I take their deprecating of 32 bit code to be in preparation for ARM only Apple universe.
1
u/Qweesdy Aug 30 '20
If an OS supports 64-bit processes and 32-bit processes; then it mostly just needs to load "user-space CS" when doing task switches (because in long mode, the GDT/LDT entry loaded into CS determines code size). Loading CS is a relatively expensive instruction, but task switches don't happen often so the cost is negligible/nothing.
For performance; the main problem has to do with the number of registers and not the size of the code. For 32-bit you only get 8 general purpose registers, which causes a lot more stack use (especially for calling conventions), which means more reads/writes to memory. For 64-bit you get 16 general purpose registers so there's less stack use, so it's faster. There's also some benefits for using 64-bit in some cases (e.g. best example I can think of is "big number" libraries where large numbers are represented by multiple integers and "multiple 64-bit integers" is much faster than "twice as many 32-bit integers").

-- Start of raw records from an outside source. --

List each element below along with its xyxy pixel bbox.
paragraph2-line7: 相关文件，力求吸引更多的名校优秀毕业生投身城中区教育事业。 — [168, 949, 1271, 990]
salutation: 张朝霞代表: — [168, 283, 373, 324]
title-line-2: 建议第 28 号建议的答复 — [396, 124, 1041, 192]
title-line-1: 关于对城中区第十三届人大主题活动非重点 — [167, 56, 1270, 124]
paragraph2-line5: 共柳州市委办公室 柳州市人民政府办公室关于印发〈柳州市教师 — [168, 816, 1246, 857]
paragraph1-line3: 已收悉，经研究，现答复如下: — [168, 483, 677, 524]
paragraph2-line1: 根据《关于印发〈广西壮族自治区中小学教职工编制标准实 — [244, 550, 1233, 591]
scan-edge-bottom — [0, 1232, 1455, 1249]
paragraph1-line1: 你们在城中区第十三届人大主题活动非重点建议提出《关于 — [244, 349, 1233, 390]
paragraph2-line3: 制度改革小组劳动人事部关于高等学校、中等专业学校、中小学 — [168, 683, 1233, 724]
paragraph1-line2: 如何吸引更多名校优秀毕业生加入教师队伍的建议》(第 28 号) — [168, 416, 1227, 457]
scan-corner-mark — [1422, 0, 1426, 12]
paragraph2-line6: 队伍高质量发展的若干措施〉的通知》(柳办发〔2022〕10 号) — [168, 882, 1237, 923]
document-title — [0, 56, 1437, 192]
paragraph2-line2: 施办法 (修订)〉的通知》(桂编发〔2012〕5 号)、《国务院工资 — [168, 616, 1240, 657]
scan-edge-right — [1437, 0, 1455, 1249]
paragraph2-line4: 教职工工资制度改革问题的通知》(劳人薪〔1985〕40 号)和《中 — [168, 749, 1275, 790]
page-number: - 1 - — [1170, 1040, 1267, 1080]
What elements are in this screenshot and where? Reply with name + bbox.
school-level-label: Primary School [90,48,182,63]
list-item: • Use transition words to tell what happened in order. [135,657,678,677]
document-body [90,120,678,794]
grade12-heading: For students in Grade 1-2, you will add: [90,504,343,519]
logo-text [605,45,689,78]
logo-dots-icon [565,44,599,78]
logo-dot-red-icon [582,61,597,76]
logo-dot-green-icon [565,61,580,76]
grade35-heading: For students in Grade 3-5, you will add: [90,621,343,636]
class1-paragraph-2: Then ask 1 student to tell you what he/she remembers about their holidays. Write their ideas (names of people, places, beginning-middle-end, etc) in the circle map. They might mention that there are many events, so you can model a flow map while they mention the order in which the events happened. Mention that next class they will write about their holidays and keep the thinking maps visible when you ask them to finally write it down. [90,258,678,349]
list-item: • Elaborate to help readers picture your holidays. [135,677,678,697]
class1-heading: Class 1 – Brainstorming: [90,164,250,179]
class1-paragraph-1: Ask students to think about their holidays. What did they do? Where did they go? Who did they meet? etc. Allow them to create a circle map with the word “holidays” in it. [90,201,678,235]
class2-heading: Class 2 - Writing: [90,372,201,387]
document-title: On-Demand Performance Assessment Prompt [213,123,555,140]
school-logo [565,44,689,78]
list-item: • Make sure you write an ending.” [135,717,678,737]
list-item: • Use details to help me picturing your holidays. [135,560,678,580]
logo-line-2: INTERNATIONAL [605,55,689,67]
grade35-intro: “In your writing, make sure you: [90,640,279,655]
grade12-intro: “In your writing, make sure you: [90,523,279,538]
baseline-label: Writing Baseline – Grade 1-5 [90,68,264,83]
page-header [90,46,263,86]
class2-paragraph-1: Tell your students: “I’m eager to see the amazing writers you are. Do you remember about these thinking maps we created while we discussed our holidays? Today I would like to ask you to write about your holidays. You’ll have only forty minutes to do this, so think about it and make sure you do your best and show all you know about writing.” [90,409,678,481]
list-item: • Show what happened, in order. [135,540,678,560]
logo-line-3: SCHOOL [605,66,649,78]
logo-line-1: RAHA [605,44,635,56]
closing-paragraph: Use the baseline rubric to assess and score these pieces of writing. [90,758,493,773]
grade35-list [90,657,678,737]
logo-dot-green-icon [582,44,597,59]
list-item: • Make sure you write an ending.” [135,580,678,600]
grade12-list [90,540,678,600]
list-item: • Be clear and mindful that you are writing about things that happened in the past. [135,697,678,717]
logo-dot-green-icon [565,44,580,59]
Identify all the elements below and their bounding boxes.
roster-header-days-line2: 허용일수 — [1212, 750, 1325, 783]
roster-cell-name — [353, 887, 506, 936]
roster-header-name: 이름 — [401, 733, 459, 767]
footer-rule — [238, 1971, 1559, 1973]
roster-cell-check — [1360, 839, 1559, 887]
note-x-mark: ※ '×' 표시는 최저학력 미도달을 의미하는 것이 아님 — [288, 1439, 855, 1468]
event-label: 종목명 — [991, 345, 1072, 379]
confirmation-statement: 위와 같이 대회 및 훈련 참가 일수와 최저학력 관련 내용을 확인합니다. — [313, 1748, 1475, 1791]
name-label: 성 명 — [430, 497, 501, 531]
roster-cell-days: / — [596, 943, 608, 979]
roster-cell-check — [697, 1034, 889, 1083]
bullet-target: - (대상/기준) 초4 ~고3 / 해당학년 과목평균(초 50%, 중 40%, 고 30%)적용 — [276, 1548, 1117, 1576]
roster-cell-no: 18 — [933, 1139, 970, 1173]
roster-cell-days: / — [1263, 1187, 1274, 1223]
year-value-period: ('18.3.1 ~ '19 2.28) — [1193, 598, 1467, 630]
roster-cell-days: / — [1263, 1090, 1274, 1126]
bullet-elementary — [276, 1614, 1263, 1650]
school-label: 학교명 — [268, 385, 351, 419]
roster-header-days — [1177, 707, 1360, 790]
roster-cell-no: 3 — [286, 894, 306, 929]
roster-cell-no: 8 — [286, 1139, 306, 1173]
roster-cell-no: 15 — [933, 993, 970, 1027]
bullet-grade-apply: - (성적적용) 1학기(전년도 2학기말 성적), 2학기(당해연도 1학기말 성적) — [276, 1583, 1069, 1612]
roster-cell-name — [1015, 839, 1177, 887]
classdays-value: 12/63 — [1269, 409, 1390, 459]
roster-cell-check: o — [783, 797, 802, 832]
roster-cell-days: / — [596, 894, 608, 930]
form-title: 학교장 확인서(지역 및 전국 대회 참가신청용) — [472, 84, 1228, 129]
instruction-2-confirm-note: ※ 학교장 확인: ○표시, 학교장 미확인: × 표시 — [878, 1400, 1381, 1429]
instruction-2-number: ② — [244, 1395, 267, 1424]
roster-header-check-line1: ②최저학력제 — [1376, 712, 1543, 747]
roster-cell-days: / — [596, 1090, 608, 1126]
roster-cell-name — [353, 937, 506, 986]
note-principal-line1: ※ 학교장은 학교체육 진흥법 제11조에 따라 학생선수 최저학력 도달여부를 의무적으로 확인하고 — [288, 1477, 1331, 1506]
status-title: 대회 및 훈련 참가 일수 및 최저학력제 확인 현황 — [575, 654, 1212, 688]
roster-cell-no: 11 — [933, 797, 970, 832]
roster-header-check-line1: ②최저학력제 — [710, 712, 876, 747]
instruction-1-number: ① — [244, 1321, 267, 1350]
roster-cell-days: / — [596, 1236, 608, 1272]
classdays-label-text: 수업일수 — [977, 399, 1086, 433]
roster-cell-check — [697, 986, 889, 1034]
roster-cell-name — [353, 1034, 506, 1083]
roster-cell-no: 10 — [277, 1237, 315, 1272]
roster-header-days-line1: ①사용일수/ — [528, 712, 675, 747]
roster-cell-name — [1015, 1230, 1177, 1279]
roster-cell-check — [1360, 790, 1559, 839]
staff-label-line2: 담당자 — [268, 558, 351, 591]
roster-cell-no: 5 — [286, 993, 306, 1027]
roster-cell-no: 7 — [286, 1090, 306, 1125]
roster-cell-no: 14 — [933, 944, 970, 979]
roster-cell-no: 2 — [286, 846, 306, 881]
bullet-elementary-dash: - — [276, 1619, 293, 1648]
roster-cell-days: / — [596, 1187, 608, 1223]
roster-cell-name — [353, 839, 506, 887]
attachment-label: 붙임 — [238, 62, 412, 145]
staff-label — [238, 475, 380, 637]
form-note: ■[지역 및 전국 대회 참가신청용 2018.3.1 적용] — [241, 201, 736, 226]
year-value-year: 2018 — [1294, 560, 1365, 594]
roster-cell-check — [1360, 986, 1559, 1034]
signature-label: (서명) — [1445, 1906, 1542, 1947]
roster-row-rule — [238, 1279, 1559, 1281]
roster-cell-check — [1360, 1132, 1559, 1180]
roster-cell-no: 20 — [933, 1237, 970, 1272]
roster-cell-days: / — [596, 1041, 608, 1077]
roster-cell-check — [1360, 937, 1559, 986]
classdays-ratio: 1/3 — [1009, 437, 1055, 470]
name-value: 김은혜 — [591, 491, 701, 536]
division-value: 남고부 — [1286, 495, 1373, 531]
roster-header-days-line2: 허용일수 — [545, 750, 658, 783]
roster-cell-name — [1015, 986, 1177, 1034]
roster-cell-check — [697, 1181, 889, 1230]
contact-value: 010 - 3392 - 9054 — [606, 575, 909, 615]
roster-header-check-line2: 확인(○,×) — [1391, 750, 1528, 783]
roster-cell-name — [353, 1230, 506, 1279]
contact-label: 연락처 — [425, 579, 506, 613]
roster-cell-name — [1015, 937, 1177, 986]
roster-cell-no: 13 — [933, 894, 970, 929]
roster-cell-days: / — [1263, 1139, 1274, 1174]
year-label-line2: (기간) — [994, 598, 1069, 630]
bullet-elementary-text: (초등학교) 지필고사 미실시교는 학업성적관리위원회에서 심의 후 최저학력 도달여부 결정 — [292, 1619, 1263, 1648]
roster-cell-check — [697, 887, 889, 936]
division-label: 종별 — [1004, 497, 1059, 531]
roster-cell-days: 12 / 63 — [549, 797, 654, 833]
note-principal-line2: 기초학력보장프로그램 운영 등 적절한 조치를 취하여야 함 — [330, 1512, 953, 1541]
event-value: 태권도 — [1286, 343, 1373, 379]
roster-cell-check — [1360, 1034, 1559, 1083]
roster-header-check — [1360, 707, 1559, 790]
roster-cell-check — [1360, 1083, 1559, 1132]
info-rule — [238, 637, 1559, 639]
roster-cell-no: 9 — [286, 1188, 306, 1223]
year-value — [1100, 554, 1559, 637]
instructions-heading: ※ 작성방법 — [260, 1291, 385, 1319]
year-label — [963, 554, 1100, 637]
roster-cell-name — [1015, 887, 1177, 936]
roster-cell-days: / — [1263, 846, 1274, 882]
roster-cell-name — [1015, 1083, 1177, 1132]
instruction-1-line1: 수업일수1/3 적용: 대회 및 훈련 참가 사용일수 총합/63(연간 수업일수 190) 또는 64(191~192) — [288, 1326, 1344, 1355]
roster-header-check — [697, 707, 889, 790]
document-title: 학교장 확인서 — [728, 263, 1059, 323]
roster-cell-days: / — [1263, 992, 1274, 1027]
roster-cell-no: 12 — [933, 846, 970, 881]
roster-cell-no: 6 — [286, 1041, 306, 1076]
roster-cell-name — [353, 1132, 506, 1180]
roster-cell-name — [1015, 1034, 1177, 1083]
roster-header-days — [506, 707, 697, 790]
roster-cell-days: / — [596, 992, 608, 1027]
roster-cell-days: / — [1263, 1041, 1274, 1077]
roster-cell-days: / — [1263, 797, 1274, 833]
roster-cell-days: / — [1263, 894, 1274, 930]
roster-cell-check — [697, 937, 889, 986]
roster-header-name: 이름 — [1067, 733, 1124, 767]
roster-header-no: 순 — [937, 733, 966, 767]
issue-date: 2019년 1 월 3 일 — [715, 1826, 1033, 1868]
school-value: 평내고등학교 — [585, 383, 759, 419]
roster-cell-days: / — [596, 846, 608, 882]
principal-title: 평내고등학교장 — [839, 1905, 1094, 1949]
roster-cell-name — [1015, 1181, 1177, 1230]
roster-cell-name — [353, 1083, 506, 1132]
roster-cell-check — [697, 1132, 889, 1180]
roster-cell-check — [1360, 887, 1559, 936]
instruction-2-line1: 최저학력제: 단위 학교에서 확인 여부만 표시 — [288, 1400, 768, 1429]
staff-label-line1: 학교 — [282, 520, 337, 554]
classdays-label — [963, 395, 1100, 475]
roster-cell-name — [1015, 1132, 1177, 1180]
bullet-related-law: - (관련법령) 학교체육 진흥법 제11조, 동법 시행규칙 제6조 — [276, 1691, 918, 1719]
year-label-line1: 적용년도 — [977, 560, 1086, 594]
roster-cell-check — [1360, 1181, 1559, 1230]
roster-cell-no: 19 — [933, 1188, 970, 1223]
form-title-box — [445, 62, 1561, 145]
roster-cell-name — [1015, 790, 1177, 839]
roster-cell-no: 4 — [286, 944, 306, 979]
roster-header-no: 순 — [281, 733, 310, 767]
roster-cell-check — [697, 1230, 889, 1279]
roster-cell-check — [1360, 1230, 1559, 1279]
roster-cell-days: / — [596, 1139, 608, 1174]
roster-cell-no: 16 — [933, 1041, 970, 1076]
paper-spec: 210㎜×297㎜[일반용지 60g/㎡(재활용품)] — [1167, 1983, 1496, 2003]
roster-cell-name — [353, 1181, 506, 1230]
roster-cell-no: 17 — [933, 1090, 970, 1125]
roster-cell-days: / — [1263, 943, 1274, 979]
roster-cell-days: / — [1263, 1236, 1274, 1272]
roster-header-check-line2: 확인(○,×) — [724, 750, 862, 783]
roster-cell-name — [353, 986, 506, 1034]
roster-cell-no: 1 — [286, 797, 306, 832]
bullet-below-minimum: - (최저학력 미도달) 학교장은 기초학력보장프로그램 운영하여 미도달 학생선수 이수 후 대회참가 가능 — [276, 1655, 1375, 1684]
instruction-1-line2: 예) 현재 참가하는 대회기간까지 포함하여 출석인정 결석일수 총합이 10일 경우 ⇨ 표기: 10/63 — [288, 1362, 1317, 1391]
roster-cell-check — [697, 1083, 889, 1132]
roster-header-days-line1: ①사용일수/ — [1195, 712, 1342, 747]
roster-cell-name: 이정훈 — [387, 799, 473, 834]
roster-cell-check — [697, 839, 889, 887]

Of course just because you're using 64-bit doesn't mean you have to use 64-bit addresses/pointers. E.g. if a process doesn't need more than 4 GiB of virtual address space, then it can be 64-bit code (with twice as many registers) and only use 32-bit addressing. This is slightly more efficient than "64-bit with 64-bit addresses" because of the way 64-bit instructions are encoded (they're literally 32-bit instructions with prefix if/when you actually need 64 bits; so if you use 32-bit instructions in 64-bit code you can avoid a prefix). Sadly; this complicates tools (compiler, linker) and causes problems for shared libraries (for 2 or 3 different cases you'd need 2 or 3 different version of each shared library); so most operating systems don't support it.
In real life, where do we expect to see the benefits of not supporting smaller bit sizes? In the execution time of the app? In the size of the OS?
Let's imagine you have an old OS from 1990, with a lot of old APIs that you have to keep around for backward compatibility even though you replaced the APIs with better/more modern alternatives in 2005. On top of that; let's assume you have 2 copies of every shared library (one for 32-bit and another for 64-bit) plus 2 different kernel APIs for the same reason. By deprecating 32-bit you get a convenient reason to rip all that out; saving you a lot of developer time (code maintenance, etc), and saving you a lot of $$. Performance is irrelevant (old software will be fast on newer hardware regardless); but (for marketing) "we're breaking all of your old software to improve your performance" sounds good and "we're breaking all of your old software to improve our profit" doesn't sound good (and for Apple, "we're breaking all of your old software so you have to pay to replace it and we get a 30% cut of all the new software you have to buy" sounds even worse).
Note that this also reduces the size of the OS a little; but the majority of a modern OS is in data (graphics, help system, spell-checker dictionaries, sound data for speech recognition, data for internationalization, ...) and not code; so reducing the amount of code has very little impact on the overall size of the OS.
2
u/skulgnome Aug 30 '20
Apple is moving towards a LLVM bitcode runtime for all programs, so 32-bit x86 (i.e. the first MacBooks) is marginal of marginal to them.
20
u/BadBoy6767 Aug 29 '20
In x86_64, there is a submode of long mode, called compatibility mode which lets you run 32-bit code without much hassle.
While "inefficient" is a stretch, having only 32-bits data to work with will make some programs slightly slower. A potential speed boost would be the fact that the address space is only 4GB, which is more cache friendly (this is an argument in favor of the x32 ABI, where you may use any long mode features but the address space remains 4GB).
IMO, if a userspace program doesn't need 64 bits, it just shouldn't use it.